TLD 25's are fine for Balckin but TLD 50/ Penn 50/ Whatever 50 are necesary for any decent sized Yellerfins. 

He's right about Star Rods too - I used to have all Seeker Rods but their warranty "service" I found to be lacking. Have had very few problems with Stars and their warranty service is excellent.

Catch


----------



## Chris V (Oct 18, 2007)

I have to second Freespool's comment on the Tiagra 16. They are by far IMO the best "all around" reel. Mine have seen action with big tuna, marlin, swords, etc. and have never had to replace the original drag washers even after using up to 30lbs of drag with them. They cost more but are well worth it to me. Since I mostly use mine for live baiting and chunking,I spool mine with 600 yards of 80lb hollow core spectra and then top shot with 100ft. of 60-80lb mono.


----------



## Nat (Oct 10, 2007)

while we're on the TLD subject, I'd like to point out that the TLD star 15/30 and 20/40 models are fantastic light weight high speed reels for bottom fishing and jigging. I have a couple of them and use them for bottom fishing.

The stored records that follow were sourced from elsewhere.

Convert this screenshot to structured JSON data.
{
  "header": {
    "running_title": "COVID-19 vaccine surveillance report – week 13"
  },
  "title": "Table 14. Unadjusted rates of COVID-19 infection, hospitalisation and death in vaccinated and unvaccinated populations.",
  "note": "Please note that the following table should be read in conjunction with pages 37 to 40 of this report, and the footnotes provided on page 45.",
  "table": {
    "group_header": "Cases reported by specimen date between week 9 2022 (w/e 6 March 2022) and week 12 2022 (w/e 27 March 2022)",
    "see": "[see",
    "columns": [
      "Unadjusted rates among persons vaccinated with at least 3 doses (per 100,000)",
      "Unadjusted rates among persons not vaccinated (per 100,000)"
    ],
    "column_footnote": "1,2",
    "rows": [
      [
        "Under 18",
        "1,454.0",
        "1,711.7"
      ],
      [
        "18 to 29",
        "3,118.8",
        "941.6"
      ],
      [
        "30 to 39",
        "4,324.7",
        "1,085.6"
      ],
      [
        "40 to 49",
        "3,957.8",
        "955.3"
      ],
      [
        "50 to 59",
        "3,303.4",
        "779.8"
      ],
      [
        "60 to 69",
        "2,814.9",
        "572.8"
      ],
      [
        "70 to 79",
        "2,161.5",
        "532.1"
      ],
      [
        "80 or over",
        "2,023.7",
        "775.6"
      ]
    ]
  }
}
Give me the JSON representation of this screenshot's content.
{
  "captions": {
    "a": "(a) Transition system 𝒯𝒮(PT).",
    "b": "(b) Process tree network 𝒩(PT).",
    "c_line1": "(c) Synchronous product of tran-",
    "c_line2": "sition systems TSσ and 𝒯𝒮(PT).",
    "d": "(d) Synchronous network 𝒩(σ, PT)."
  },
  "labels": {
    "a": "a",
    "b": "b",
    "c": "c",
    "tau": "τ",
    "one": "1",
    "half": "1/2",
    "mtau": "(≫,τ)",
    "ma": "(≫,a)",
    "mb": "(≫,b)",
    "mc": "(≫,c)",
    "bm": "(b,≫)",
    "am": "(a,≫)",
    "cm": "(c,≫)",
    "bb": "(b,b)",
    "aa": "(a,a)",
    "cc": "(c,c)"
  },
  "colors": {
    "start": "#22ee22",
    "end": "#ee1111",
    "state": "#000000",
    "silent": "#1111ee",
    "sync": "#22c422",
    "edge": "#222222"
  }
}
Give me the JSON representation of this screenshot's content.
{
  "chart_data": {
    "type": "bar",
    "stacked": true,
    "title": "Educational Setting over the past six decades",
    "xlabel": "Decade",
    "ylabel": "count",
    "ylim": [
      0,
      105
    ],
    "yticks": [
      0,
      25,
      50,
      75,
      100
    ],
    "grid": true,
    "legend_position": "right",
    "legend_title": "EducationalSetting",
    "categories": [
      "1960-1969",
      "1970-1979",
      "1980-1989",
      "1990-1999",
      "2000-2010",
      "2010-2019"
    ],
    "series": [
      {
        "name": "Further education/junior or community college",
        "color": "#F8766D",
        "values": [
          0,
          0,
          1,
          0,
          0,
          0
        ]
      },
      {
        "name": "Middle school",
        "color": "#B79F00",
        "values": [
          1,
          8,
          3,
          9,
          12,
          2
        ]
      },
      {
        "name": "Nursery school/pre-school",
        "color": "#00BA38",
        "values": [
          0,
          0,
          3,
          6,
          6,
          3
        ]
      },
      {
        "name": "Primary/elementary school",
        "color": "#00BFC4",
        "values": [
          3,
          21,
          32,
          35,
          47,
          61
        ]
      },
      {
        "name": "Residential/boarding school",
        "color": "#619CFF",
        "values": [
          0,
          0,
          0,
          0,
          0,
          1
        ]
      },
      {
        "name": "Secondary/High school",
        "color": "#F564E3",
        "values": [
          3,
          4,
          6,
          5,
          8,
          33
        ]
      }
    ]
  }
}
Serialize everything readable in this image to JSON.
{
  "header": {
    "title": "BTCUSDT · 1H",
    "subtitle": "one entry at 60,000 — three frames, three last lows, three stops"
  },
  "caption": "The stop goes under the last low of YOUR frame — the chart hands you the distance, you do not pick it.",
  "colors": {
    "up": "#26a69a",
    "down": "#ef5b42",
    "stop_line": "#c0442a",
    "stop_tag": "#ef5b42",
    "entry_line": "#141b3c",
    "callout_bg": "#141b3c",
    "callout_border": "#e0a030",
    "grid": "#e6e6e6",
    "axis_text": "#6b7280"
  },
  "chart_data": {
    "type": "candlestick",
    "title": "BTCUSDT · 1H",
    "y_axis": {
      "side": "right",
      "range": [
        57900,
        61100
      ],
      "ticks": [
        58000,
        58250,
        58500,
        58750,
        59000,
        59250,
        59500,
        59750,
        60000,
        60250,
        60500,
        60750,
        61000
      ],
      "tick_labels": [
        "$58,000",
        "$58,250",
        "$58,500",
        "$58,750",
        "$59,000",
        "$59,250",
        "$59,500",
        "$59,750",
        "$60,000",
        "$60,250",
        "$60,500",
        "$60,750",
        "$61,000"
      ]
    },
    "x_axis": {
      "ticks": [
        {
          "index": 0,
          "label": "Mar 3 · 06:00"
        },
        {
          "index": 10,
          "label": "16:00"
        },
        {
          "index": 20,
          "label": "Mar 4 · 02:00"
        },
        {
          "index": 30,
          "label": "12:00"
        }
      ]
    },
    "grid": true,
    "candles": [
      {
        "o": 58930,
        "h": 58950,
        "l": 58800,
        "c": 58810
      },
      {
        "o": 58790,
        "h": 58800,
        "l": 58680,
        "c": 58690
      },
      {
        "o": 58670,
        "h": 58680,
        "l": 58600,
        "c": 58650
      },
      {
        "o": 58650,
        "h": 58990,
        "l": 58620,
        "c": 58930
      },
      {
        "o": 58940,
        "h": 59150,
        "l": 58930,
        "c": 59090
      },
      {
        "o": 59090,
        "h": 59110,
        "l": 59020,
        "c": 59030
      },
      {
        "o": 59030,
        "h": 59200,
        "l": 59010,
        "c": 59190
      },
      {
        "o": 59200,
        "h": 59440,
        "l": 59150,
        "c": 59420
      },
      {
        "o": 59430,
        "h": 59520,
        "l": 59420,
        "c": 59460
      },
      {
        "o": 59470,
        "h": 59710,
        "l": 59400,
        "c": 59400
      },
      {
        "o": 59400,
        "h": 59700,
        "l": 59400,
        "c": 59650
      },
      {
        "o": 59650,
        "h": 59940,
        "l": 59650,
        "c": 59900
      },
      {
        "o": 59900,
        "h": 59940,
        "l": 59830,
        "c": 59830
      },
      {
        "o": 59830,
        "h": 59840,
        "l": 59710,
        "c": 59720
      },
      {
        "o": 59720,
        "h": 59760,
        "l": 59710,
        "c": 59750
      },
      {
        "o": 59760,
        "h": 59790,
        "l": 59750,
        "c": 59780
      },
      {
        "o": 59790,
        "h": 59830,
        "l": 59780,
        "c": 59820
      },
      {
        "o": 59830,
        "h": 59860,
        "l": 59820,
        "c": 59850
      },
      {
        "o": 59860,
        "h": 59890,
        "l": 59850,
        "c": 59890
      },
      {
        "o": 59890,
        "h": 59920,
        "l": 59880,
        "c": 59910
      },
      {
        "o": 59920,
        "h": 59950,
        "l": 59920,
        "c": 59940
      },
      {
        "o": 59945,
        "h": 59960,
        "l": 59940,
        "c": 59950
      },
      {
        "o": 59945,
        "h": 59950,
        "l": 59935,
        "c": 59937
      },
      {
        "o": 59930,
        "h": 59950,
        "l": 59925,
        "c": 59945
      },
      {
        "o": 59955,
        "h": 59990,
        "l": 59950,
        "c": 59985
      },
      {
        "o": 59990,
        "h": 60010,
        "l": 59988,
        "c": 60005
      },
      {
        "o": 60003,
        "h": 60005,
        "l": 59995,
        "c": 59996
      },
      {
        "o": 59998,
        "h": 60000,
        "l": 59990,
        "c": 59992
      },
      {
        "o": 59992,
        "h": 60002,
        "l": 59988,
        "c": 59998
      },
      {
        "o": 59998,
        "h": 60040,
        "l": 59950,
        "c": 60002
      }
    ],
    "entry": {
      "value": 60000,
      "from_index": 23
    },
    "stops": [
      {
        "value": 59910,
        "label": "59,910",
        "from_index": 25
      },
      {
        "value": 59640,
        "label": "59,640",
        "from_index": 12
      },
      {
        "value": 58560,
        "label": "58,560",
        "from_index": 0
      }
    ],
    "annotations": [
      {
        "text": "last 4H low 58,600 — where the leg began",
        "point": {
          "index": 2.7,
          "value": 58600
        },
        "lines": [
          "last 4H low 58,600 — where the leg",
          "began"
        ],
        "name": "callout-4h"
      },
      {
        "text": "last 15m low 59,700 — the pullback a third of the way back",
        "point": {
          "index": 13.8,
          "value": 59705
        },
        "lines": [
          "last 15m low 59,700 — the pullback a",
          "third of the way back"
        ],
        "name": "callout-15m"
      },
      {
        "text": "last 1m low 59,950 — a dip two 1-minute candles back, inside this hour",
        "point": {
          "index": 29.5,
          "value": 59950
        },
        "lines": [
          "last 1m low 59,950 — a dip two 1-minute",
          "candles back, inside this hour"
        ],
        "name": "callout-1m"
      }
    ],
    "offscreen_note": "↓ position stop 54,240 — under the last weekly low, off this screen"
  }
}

caught a monster Jack Cravelle last year on one, that fish about whipped my butt !

http://alantani.com/index.php?topic=17.0

the gears shown in this reel service tutorial are alot larger than those in the Torium or Trinidad

(open the link and read thru the pictures)

quality reel for a budget minded fisherman

you can find them used for about $30.00 to $50.00 bucks


----------



## mayday 57 (Nov 18, 2008)

thanks for everyones help I will go with the tld 25s with probly 40# mono . 

looking forward to wahoo and dolphin fishing in 2010.


----------



## lobsterman (Sep 30, 2007)

I agree with magic236. Penns are old school and the new ones aren't worth the powder to blow them up. If you go that route get a Daiwa sea line 600H. By far a stronger reel than Penn. Penn used to be the measure that all other reels were judged by but now they don't even make good anchors...too light.


----------



## Chris V (Oct 18, 2007)

You won't be dissapointed with it. Good luck this coming season.


----------